Anyway. What I was reflecting on during the drive was that in every funeral I have been to (not many…you know, I am not some serial funeral goer to..er or something weird) the same line was said. And I wonder if it happens at every funeral. The line was “…was loved by everyone”.
OK, so I am not too sure if it is mentioned on death row or anything because I am quietly confident that the average serial killer is maybe not so loved by everybody. But regardless…I had a thought about it and realised mine has to be different. Maybe a few truths instead of the standard lines. Not that the standard lines are lies…you know..before you think I am being horrible about the dearly departed amongst us.
Instead of the “Sy was loved by everyone” line, I am thinking I could have:
Sy liked to wear socks when his feet were cold.
He was also not overly loved all of the time.
At times, his wife wanted to shove a mildly hot poker in a place that isn’t his mouth. For those in the audience too stupid, we mean in his arse. She found him annoying. Selfish. Arrogant. A bit of a twat. At times, he wished to flush one of his cats down the toilet when it cleaned it’s arse while sitting by his head…but never had an issue with using the cat to scratch his own arse. He would eat his daughters yoghurt’s…but only the ones she really likes…because they are also the ones he really likes. He would then tell his wife that she had eaten all 6 yoghurt’s that day. Being a young child who couldn’t talk, she could not defend herself.
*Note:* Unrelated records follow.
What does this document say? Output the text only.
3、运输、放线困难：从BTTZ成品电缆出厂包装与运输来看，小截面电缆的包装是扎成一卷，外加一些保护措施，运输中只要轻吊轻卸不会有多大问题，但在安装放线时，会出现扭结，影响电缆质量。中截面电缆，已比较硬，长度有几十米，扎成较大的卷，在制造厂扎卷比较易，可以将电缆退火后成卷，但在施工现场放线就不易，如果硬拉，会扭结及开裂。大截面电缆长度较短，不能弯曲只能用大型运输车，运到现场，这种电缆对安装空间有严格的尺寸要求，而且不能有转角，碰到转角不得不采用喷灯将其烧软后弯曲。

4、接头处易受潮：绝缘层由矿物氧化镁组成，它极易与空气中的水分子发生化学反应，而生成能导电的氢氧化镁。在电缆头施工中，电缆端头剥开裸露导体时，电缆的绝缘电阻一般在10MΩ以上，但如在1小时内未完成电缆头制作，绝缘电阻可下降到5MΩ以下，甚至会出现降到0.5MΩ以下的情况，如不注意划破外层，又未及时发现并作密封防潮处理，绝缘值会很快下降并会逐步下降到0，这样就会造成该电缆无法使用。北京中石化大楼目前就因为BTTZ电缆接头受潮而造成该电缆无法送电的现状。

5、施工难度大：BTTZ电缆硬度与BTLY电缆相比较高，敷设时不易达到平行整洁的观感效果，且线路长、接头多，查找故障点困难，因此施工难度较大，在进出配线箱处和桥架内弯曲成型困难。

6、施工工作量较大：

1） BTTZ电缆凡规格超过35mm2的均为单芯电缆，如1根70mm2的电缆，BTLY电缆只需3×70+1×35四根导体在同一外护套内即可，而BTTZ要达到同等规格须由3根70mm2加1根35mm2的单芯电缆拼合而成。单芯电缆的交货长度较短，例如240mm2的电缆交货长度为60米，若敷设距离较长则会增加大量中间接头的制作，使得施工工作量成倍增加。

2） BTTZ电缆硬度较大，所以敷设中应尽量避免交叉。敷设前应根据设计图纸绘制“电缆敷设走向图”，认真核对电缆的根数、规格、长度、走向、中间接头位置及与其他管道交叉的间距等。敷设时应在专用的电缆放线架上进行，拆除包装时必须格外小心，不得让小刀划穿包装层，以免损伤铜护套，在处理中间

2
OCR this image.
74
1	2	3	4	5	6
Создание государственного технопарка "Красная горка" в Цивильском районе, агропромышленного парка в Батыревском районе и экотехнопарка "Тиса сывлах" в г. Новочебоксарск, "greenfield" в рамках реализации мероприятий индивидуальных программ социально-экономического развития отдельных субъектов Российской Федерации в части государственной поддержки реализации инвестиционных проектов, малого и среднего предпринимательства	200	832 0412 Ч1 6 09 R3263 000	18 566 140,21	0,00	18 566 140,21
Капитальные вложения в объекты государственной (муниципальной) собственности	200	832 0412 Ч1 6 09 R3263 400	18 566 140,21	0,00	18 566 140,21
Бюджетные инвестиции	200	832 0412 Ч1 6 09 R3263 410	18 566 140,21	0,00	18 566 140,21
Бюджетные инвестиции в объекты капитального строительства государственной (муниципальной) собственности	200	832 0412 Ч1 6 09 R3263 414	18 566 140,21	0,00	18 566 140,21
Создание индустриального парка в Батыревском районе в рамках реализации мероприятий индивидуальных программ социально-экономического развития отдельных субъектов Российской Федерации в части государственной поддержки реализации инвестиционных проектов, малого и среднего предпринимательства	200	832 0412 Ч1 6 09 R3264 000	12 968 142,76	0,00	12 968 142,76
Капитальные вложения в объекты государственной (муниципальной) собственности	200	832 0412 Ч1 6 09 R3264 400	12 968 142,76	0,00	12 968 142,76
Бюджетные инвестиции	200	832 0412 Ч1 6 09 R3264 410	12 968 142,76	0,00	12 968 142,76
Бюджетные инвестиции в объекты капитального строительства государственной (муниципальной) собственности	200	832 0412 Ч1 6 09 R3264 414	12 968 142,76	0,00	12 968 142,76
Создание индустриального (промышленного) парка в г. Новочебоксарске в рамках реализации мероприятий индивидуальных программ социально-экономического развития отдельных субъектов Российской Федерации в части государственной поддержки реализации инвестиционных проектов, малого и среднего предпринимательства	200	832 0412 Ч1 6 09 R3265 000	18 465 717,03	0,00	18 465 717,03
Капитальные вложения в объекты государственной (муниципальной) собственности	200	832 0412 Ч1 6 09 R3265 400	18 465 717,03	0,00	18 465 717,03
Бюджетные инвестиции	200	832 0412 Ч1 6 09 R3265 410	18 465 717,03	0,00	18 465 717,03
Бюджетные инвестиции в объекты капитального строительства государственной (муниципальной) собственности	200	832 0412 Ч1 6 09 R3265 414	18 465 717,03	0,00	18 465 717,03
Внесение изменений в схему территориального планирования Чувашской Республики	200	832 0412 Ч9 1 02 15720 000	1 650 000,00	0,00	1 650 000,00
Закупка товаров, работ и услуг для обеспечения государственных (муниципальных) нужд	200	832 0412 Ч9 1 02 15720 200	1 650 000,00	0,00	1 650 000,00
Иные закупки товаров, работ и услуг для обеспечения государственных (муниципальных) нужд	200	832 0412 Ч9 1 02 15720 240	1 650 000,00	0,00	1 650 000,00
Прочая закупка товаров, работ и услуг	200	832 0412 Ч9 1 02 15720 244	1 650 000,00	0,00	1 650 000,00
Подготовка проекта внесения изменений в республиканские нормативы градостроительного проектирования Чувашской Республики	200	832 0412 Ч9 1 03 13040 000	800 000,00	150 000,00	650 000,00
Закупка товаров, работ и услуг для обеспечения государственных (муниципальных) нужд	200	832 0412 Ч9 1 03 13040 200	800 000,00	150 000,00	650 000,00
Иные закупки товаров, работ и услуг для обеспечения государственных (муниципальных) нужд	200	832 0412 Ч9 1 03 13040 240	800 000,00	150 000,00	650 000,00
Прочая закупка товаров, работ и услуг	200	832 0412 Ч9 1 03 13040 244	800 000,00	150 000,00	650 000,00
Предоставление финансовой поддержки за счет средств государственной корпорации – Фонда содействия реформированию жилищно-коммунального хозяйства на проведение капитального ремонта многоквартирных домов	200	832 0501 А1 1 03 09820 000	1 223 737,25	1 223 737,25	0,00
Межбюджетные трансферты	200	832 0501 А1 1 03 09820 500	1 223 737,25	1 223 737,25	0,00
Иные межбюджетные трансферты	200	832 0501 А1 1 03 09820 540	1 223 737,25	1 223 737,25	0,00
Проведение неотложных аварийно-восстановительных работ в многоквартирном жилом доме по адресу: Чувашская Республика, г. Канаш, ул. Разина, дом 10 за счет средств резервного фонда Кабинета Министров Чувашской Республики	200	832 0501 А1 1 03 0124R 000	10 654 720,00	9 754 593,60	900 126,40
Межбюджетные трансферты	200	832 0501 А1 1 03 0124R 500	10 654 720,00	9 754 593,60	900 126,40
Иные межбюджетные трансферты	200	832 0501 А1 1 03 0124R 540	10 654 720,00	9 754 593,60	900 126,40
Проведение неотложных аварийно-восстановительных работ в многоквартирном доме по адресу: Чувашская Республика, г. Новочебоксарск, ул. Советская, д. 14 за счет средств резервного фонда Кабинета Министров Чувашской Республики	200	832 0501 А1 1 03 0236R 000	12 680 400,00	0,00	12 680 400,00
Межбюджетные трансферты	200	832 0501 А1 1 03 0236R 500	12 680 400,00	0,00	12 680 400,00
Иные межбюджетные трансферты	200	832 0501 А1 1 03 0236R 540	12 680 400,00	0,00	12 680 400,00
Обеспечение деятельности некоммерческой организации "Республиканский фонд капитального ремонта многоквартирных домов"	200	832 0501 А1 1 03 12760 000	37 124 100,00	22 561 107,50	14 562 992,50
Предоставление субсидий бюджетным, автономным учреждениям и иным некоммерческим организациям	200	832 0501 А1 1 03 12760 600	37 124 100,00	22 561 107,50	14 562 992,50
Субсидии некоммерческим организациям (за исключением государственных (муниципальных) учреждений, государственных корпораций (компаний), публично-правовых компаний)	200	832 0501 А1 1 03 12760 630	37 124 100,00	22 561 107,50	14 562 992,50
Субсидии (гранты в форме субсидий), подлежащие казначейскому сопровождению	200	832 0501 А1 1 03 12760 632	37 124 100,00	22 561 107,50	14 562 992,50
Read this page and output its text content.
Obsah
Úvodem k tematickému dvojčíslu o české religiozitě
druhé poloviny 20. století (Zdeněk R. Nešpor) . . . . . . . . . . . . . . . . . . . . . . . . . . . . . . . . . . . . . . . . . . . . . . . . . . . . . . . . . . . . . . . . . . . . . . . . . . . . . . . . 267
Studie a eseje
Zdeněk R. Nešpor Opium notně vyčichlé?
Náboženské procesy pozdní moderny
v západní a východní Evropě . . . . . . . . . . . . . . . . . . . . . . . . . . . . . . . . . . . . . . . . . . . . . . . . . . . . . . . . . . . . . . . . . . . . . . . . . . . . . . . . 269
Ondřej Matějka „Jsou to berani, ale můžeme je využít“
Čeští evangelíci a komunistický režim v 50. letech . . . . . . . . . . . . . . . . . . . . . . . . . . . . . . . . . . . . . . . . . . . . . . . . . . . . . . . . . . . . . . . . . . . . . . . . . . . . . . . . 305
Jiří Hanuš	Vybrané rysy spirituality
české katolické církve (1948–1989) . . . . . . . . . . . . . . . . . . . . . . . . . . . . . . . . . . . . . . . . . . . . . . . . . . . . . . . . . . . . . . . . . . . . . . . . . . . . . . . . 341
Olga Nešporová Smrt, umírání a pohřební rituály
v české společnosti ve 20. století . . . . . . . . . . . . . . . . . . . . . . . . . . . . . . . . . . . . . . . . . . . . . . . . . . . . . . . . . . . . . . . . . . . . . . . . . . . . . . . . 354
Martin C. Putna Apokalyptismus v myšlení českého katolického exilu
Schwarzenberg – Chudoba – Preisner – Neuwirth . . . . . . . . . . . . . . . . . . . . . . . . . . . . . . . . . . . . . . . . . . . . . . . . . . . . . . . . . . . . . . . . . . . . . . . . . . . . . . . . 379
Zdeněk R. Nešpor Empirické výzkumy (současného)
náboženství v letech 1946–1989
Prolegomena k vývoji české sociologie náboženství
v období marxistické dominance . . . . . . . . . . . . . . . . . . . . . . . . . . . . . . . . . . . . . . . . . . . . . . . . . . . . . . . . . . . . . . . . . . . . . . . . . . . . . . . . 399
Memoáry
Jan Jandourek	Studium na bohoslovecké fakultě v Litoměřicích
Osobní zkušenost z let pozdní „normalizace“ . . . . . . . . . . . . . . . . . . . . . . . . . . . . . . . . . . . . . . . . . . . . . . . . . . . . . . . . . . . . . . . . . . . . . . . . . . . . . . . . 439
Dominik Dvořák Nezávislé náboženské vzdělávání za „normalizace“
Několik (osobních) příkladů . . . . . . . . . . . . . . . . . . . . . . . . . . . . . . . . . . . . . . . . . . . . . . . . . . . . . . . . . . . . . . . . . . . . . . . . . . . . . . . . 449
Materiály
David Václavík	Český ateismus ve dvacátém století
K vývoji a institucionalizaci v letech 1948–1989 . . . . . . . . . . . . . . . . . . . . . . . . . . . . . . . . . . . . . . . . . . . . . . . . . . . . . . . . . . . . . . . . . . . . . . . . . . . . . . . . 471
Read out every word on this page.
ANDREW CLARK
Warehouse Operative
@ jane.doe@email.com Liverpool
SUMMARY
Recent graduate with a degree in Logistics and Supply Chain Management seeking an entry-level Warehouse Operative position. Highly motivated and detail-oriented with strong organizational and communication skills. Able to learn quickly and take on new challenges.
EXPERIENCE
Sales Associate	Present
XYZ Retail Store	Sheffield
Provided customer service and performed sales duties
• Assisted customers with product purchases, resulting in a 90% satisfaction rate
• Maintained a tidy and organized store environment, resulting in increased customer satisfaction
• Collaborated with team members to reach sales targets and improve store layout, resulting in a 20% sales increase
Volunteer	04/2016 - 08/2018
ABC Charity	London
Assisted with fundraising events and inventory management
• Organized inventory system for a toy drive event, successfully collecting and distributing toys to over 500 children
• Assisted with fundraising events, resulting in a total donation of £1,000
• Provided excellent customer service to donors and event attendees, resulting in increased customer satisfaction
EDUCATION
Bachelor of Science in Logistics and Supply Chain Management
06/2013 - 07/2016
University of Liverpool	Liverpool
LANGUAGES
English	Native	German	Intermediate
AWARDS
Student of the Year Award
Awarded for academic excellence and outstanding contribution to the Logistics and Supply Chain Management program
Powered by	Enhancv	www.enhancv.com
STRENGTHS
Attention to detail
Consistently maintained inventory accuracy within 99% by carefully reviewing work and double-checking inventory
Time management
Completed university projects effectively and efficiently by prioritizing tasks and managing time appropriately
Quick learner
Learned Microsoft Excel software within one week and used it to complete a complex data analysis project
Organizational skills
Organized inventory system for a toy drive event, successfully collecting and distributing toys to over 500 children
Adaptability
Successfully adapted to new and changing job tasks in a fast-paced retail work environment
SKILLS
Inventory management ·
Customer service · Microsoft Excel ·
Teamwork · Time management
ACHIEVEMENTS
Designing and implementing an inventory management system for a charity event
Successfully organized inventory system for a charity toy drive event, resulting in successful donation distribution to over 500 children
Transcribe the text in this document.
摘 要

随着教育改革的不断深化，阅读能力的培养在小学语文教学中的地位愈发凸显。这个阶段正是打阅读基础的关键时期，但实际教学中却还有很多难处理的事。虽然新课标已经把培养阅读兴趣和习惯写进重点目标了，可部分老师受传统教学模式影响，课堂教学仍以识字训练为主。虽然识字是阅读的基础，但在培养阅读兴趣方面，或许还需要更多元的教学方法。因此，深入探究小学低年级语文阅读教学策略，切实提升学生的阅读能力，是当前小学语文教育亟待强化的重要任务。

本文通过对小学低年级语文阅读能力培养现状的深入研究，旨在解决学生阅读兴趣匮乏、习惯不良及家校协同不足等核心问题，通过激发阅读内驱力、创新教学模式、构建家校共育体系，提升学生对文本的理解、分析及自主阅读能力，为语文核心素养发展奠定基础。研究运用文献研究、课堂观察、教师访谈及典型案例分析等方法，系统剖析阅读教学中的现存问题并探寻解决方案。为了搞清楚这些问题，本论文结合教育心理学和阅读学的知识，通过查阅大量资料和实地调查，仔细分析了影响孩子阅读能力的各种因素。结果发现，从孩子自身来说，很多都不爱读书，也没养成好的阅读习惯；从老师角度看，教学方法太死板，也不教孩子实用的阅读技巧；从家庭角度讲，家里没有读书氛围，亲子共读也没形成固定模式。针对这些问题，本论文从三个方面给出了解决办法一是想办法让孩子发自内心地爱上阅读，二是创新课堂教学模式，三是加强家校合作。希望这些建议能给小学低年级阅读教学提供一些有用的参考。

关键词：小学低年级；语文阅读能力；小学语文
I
The world will be a better place without him. Although cadburys may find that their profits go down because he ate so much chocolate.
We wont miss the bitter idiot.
Fair? I dunno. If you don’t know me well…it’s all lies I tell you! If you know me well…sod off. You aren’t welcome around this post.
In unrelated news, I just had a large coffee. Yeah I get that you didn’t need to know that. I just like to share. It is important in life.